Полагаете, пирамиды – единственные в мире сооружения, повторяющие рисунок звезд? Думаете, только древние египтяне верили, что их река Нил отражает звездную реку на небе – Млечный Путь? Это не так. В Китае при первом императоре династии Цинь Шихуанди по образцу созвездий были построены два дворца, а река Вей считалась отражением Млечного Пути. Все так же, как тут, в Египте.
Но главное, император Цинь Шихуанди будто бы тоже знал о существовании священного места под землей, – там он и соорудил грандиозную, украшенную драгоценными камнями гробницу. Китайцы никого туда не впускают, а «Роле» только это и было нужно.
Элен сделала глоток лимонада.
– Китайцы убеждены, что духи покойников чрезвычайно злопамятны. Потревожишь их, и они не оставят тебя в покое. Цинь Шихуанди был тираном, на его счету миллионы загубленных жизней. Если бы кто-то вторгся в его гробницу, он разгромил бы весь Китай – страну, до сих пор носящую его имя. При нем возвели Великую Китайскую стену; в загробный мир его сопровождала целая «армия» – восемь тысяч вылепленных из глины в человеческий рост воинов. Ирония судьбы: он велел снабдить их настоящим оружием – впоследствии им воспользовались крестьяне, свергая его же сына.
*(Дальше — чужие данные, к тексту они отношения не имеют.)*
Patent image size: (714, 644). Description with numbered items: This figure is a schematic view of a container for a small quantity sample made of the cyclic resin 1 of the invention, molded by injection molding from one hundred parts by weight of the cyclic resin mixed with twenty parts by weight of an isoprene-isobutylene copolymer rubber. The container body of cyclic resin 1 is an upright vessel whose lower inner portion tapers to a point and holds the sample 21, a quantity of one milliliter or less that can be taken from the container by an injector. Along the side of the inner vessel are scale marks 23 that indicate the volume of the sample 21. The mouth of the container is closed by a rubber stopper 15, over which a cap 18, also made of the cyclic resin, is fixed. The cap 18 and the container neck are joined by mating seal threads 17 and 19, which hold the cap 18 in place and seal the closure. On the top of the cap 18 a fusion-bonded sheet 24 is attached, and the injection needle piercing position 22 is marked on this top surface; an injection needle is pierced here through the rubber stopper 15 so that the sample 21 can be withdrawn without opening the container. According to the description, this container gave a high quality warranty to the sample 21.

Элен еще отпила из бокала. Она говорила взволнованно, но отнюдь не фанатично.
– Китайцы верят в силу камней. Нефрит у них – символ бессмертия. Нефритом отделывали гробницы. А даосисты в буквальном смысле стирали его в порошок и ели. Две недели назад НАСА сообщило, что нефрит обнаружен и в Антарктике. Газетчики уклончиво обозначают его «минеральным сырьем», в официальном же докладе он назван своим именем – нефрит.
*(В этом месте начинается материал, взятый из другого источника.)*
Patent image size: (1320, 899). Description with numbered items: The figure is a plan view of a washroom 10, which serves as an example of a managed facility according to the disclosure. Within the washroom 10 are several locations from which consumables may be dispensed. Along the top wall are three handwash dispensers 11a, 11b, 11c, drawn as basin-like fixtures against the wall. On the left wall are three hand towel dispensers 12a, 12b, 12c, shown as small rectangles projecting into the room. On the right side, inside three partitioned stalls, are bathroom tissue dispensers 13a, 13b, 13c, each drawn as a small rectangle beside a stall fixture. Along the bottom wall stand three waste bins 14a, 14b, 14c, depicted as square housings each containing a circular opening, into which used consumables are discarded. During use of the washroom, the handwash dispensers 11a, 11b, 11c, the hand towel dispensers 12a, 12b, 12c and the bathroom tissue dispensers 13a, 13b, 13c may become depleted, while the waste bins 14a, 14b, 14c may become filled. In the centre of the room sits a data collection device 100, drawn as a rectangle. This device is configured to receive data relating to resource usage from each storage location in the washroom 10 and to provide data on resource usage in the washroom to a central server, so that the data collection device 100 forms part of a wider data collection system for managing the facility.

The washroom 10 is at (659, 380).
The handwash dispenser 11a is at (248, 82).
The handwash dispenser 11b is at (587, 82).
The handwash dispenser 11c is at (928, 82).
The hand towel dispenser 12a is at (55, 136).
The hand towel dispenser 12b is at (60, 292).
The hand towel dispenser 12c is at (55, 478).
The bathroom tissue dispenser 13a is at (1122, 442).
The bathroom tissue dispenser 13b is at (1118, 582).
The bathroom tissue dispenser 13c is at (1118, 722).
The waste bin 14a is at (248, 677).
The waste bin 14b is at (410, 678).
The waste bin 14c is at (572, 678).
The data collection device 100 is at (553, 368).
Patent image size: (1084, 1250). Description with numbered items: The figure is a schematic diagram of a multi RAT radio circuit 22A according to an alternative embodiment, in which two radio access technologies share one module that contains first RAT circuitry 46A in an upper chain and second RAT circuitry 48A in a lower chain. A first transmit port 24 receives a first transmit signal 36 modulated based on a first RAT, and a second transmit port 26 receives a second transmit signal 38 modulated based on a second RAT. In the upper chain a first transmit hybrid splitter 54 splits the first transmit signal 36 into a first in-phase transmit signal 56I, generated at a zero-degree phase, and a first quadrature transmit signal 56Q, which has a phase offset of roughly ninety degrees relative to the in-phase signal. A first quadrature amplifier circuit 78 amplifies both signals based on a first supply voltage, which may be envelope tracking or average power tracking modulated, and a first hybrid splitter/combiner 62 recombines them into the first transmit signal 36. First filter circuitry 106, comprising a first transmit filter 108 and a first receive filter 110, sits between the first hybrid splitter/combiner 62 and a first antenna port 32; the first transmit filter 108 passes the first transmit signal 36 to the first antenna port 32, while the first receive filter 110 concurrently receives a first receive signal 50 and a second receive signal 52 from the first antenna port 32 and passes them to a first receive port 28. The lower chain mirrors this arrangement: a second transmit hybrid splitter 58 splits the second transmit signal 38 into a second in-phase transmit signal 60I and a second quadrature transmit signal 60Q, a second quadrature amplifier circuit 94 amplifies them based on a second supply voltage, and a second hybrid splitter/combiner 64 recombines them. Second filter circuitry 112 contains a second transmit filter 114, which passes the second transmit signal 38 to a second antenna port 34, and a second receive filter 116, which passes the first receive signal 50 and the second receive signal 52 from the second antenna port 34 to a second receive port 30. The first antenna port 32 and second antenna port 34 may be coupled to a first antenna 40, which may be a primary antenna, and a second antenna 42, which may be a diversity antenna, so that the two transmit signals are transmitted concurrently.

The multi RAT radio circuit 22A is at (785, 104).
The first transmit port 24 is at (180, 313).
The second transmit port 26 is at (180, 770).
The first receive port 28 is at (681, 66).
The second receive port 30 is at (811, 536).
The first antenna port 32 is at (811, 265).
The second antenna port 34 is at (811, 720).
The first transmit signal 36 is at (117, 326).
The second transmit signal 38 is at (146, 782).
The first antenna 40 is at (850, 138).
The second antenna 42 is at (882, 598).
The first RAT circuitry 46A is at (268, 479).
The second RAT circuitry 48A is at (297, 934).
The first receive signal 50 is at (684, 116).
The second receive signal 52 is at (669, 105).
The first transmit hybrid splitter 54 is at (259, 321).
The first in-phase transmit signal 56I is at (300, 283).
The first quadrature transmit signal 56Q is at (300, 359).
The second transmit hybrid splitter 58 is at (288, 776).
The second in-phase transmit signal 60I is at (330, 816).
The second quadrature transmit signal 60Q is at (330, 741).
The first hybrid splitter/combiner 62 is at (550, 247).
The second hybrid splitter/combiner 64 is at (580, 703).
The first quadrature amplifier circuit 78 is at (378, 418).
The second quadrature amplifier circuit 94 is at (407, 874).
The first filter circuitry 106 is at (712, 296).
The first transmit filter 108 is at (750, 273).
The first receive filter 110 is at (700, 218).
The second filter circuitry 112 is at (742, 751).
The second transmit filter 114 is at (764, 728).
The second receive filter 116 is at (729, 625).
Элен допила лимонад и поставила бокал на стол.
– Все началось с работ в Такла-Макане.
– Пустыне? Я о ней что-то слышала…
– Первоначально корпорация «Рола» намеревалась найти в Такла-Макане, на западе Китая, нефть. Однако, начав операцию, они сообразили, что могут докопаться до таинственной древности.
Сара не имела об этом ни малейшего представления.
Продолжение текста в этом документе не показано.